L’absence d’un modèle fiable pour la maladie de Parkinson freine le développement de traitements efficaces. Afin de remédier à cela, notre laboratoire a développé un modèle neuronal reproduisant fidèlement la formation des corps de Lewy et les processus neurodégénératifs associés. Cela ouvre des opportunités pour le criblage haut débit de composés thérapeutiques et l’évaluation de l’efficacité de différentes molécules pour prévenir, ralentir ou réduire la formation de la pathologie neuronale. Ceci avant leur éventuelle évaluation lors d’essais cliniques. Notre prochain défi est de reproduire la maladie de Parkinson dans les cellules souches des patients afin d'offrir une meilleure représentation de la biologie humaine et accélérer le développement de médicaments et la médecine personnalisée.
Parmi les sportifs, y a-t-il moins de patients ayant une maladie de Parkinson ?

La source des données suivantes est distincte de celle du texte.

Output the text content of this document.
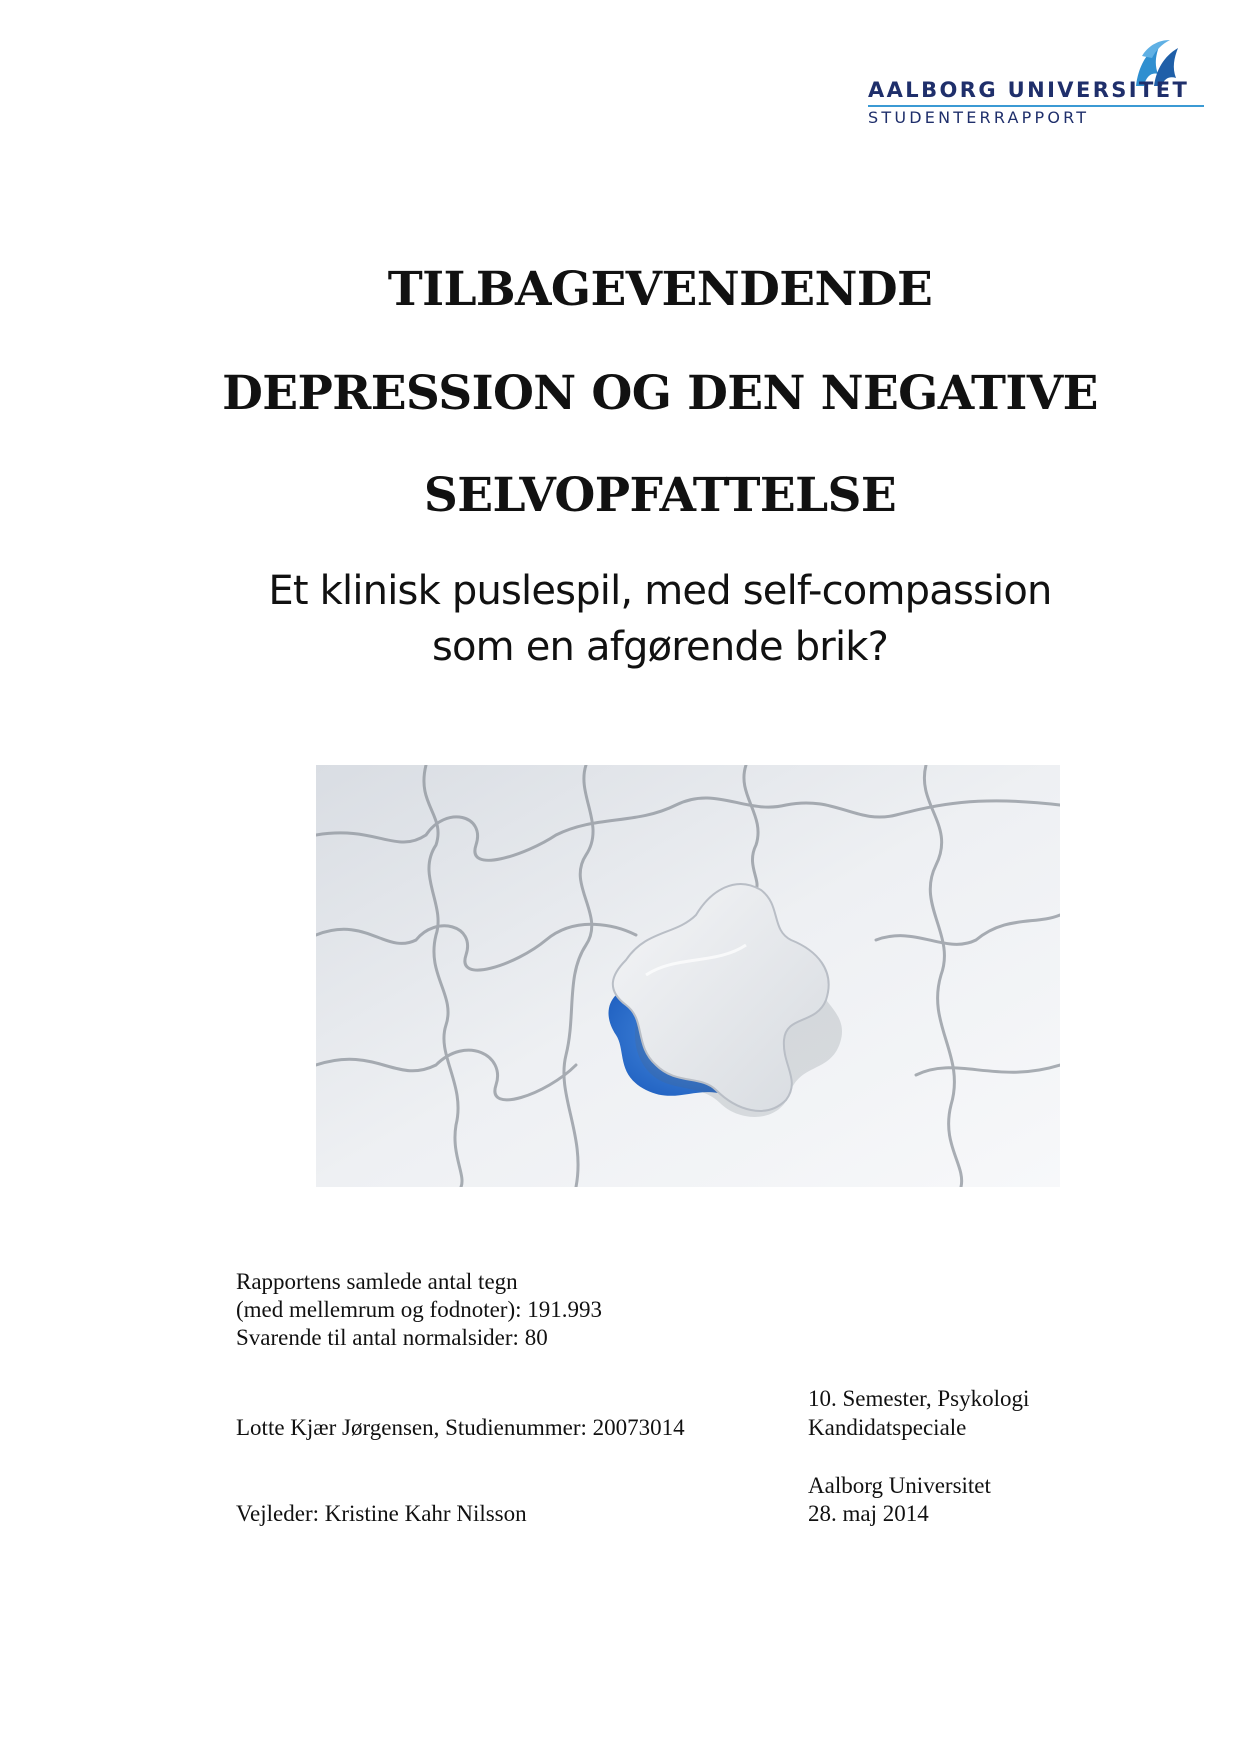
AALBORG UNIVERSITET
STUDENTERRAPPORT
TILBAGEVENDENDE
DEPRESSION OG DEN NEGATIVE
SELVOPFATTELSE
Et klinisk puslespil, med self-compassion
som en afgørende brik?
Rapportens samlede antal tegn
(med mellemrum og fodnoter): 191.993
Svarende til antal normalsider: 80
Lotte Kjær Jørgensen, Studienummer: 20073014
Vejleder: Kristine Kahr Nilsson
10. Semester, Psykologi
Kandidatspeciale
Aalborg Universitet
28. maj 2014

C’est plutôt le contraire. Les sportifs recevant des chocs frontaux comme les footballeurs, les rugbymen, les boxeurs ont davantage de chance de développer une maladie neurodégénérative. Et l’on se demande s’il ne faudrait pas faire interdire les têtes dans le foot...
Mais une fois que la maladie est installée, le sport est hyperbénéfique. Il faut conseiller à nos patients de faire de la marche, du yoga, du taï-chi. Le généraliste devrait recommander une heure de sport par jour. La danse est un sport très efficace. Il existe des cours de tango pour les patients parkinsoniens et quand ils se mettent à danser, ils ne tremblent plus. Le sport diminue les douleurs musculaires et pour certains patients atténue les symptômes moteurs. Être dans l’eau peut aussi apporter un bien-être et permettre de faire des mouvements doux. Tout dépend de la personne, de sa volonté, de ce qu’il aime. Un de nos patients a besoin de faire une heure par jour de méditation en pleine conscience.
Vous êtes membre de l’association Défi Parkinson. Comment est né le projet ?
Dans le cadre des portes ouvertes de l'École polytechnique fédérale de Lausanne avant le Covid, j’ai rencontré Yves Auberson, un ancien golfeur professionnel parkinsonien qui voulait traverser les Alpes sans aucune aide sur 1 000 km avec de sacrés dénivelés. J’étais avec un de mes étudiants en thèse et le projet nous a emballés. Yves avait besoin de lever des fonds, et après l’accord de notre chef, nous nous sommes embarqués dans l’aventure. Maintenant qu’Yves est décédé, nous avons créé une cagnotte, pour financer des projets à visée sportive. Comme ce jeune patient qui nage énormément en piscine et rêve de traverser un lac ou un autre qui veut faire du triathlon.